Conference Agenda

Session
AP 02: AI in Finance
Time:
Thursday, 21/Aug/2025:
9:00am - 10:30am

Session Chair: Ruslan Sverchkov, Warwick Business School, University of Warwick
Location: 1.003-1.004 (Floor 1)


Presentations
ID: 1579

Artificial Intelligence and Firms' Systematic Risk

Tania Babina2, Anastassia Fedyk1, Alex He2, James Hodson3

1University of California at Berkeley, United States of America; 2University of Maryland; 3AI for Good Foundation

Discussant: Jun Li (University of Warwick)

We provide direct evidence that firms' investments in new technologies affect the composition of firms' risk profiles. Leveraging comprehensive data on firm-level artificial intelligence (AI) investments, we document that firms that invest more in AI experience increases in their systematic risk, measured by market beta. This is unique to AI: robotics, IT, organizational capital, and R&D investments do not display similar effects. Our results are consistent with AI investments creating growth options: AI-investing firms become more growth-like, and the effect on market betas concentrates during market upswings and periods of increased news and attention around AI advances.

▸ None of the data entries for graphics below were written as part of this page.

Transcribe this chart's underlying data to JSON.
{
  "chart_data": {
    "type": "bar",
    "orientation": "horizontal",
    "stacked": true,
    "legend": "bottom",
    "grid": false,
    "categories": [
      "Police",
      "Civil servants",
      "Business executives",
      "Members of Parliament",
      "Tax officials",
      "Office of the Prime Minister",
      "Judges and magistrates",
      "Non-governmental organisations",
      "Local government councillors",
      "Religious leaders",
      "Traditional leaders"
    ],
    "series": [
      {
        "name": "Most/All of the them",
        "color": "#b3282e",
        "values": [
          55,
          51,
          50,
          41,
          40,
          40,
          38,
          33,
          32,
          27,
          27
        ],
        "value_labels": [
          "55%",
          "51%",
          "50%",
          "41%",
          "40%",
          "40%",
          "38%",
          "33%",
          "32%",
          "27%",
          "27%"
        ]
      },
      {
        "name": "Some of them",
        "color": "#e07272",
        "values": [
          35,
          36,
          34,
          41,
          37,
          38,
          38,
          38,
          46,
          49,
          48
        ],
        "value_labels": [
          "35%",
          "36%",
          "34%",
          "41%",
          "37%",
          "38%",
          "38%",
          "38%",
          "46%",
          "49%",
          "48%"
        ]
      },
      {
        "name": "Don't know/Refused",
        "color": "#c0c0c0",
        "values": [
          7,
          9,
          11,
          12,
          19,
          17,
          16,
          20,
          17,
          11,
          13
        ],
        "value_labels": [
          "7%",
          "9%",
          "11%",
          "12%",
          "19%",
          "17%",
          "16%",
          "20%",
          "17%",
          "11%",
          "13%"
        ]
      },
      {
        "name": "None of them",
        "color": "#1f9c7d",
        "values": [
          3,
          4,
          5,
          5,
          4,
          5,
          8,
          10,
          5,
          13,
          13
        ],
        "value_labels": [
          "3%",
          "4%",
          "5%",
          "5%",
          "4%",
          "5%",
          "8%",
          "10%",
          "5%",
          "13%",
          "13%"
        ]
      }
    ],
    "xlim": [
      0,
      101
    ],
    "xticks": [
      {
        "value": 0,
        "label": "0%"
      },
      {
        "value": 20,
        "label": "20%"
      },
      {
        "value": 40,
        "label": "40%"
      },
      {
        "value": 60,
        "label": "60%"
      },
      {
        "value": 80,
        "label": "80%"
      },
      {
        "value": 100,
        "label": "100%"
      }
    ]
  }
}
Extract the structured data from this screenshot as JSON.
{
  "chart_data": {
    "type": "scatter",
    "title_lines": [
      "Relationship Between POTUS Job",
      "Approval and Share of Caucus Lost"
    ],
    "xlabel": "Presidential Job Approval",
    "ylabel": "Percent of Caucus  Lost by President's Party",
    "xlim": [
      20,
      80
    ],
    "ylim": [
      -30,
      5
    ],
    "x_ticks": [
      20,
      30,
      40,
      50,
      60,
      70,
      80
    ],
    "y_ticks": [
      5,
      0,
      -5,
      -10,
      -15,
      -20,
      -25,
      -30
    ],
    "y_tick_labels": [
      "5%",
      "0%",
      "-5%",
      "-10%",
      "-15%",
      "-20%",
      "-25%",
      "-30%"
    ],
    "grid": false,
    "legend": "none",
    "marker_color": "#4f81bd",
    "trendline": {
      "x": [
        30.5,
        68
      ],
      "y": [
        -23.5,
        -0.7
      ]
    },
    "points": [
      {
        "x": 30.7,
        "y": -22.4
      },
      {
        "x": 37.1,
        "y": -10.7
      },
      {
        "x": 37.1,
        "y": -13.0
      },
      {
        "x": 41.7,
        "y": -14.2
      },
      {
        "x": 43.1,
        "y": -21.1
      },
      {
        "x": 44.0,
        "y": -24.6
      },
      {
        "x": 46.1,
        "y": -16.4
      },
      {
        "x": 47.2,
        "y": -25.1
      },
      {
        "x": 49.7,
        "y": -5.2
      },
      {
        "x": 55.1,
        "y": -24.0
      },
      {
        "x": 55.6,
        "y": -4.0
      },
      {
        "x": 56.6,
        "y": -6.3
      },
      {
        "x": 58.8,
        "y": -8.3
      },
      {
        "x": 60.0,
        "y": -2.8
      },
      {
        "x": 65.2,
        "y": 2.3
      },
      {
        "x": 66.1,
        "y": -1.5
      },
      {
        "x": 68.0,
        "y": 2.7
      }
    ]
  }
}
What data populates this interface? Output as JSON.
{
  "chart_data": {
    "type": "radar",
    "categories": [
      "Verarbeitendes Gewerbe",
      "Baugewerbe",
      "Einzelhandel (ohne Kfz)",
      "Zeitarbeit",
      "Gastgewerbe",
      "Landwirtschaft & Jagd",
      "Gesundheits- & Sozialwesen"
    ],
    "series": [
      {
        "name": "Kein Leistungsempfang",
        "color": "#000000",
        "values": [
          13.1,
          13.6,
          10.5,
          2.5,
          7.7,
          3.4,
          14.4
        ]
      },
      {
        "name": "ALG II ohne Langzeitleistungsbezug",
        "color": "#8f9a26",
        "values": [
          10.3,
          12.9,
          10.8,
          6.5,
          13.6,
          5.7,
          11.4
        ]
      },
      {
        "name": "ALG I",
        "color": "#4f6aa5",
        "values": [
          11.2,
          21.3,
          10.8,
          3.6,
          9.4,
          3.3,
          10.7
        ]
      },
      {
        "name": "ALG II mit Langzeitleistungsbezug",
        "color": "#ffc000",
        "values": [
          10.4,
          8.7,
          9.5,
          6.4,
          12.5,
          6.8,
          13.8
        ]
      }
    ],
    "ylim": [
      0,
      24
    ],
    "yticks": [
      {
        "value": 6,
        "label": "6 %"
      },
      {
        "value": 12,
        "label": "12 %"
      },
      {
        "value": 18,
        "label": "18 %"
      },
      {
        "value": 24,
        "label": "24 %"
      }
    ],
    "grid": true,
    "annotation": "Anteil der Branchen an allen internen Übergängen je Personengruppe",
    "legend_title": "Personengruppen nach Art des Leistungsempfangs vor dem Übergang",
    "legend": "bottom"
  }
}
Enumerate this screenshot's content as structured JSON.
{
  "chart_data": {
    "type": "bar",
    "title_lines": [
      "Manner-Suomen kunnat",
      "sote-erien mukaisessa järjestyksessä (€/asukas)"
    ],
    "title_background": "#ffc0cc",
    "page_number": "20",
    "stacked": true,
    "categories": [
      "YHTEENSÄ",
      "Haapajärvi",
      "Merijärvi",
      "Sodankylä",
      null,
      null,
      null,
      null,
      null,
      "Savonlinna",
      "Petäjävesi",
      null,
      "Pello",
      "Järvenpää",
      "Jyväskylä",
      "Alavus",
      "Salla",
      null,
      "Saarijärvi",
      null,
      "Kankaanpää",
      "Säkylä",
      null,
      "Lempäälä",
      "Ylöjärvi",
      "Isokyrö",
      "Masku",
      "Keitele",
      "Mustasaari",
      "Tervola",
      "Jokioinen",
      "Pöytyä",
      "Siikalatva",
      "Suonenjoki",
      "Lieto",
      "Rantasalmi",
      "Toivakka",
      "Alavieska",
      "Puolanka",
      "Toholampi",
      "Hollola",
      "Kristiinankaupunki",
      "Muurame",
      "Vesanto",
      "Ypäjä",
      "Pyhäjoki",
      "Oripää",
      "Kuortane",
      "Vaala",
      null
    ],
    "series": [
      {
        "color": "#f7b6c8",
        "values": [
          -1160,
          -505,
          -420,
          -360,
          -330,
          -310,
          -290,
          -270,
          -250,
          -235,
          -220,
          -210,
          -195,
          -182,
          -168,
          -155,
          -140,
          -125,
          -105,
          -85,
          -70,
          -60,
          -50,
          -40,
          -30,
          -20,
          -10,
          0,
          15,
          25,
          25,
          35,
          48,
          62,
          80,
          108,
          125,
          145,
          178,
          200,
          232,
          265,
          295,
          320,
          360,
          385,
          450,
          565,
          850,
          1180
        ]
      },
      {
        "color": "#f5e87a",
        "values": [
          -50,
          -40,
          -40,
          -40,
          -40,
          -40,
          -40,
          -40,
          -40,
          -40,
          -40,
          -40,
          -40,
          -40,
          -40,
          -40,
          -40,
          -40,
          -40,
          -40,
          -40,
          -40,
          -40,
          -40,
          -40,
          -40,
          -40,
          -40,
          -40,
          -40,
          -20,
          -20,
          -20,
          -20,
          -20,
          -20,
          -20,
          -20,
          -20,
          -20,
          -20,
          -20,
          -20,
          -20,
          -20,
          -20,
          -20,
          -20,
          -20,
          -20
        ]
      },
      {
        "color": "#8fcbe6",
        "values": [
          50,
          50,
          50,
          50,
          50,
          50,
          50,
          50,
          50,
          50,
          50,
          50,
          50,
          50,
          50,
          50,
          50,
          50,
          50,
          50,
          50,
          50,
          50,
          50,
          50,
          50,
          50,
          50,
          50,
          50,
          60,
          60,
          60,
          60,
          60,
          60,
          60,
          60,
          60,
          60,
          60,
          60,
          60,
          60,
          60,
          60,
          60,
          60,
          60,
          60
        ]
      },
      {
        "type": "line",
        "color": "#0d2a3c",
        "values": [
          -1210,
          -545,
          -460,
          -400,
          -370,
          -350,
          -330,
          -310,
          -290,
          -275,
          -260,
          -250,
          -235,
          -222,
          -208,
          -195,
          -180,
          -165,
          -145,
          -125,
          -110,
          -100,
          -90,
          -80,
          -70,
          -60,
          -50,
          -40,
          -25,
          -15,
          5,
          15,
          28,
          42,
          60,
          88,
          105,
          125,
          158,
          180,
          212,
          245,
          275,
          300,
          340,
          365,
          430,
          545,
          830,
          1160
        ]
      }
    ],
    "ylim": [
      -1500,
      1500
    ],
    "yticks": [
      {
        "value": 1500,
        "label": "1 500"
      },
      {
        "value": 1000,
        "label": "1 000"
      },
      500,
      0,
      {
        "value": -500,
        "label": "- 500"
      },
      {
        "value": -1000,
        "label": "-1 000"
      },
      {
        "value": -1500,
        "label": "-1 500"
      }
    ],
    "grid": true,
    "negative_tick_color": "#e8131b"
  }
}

EFA2025_1579_AP 02_Artificial Intelligence and Firms Systematic Risk.pdf


ID: 692

ChatGPT and Perception Biases in Investments: An Experimental Study

Anastassia Fedyk1, Ali Kakhbod2, Peiyao Li3, Ulrike Malmendier4

1UC Berkeley, United States of America; 2UC Berkeley, United States of America; 3UC Berkeley, United States of America; 4UC Berkeley, United States of America

Discussant: Shumiao Ouyang (Said Business School)

Does generative AI accurately capture demographic heterogeneity in investment

preferences? We survey humans and GPT4 side-by-side and show that AI correctly

predicts preferences by income, gender, and age (70% correlation). The overlap includes higher stock ratings among men and high earners. Human and AI-generated

responses reflect similar reasoning: both refer to “risk” and “return” in general and,

for stocks, to "knowledge” and "experience.” However, when not seeded with demographics, algorithmic bias emerges: AI responses predominantly mirror young,

high-incomes males. Finally, AI generates more transitive rankings than humans. Our

results highlight the promise of generative AI for applications such as robo-advising

EFA2025_692_AP 02_ChatGPT and Perception Biases in Investments.pdf


ID: 637

AI-Powered (Finance) Scholarship

Robert Novy-Marx2, Mihail Velikov1

1Penn State University, United States of America; 2University of Rochester, United States of America

Discussant: Amit Goyal (University of Lausanne)

This paper describes a process for automatically generating academic finance papers using large language models (LLMs). It demonstrates the process' efficacy by producing hundreds of complete papers on stock return predictability, a topic particularly well-suited for our illustration. We first mine over 30,000 potential stock return predictor signals from accounting data, and apply the Novy-Marx and Velikov (2024) "Assaying Anomalies" protocol to generate standardized "template reports" for 96 signals that pass the protocol's rigorous criteria. Each report details a signal's performance predicting stock returns using a wide array of tests and benchmarks it to more than 200 other known anomalies. Finally, we use state-of-the-art LLMs to generate three distinct complete versions of academic papers for each signal. The different versions include creative names for the signals, contain custom introductions providing different theoretical justifications for the observed predictability patterns, and incorporate citations to existing (and, on occasion, imagined) literature supporting their respective claims. This experiment illustrates AI's potential for enhancing financial research efficiency, but also serves as a cautionary tale, illustrating how it can be abused to industrialize HARKing (Hypothesizing After Results are Known).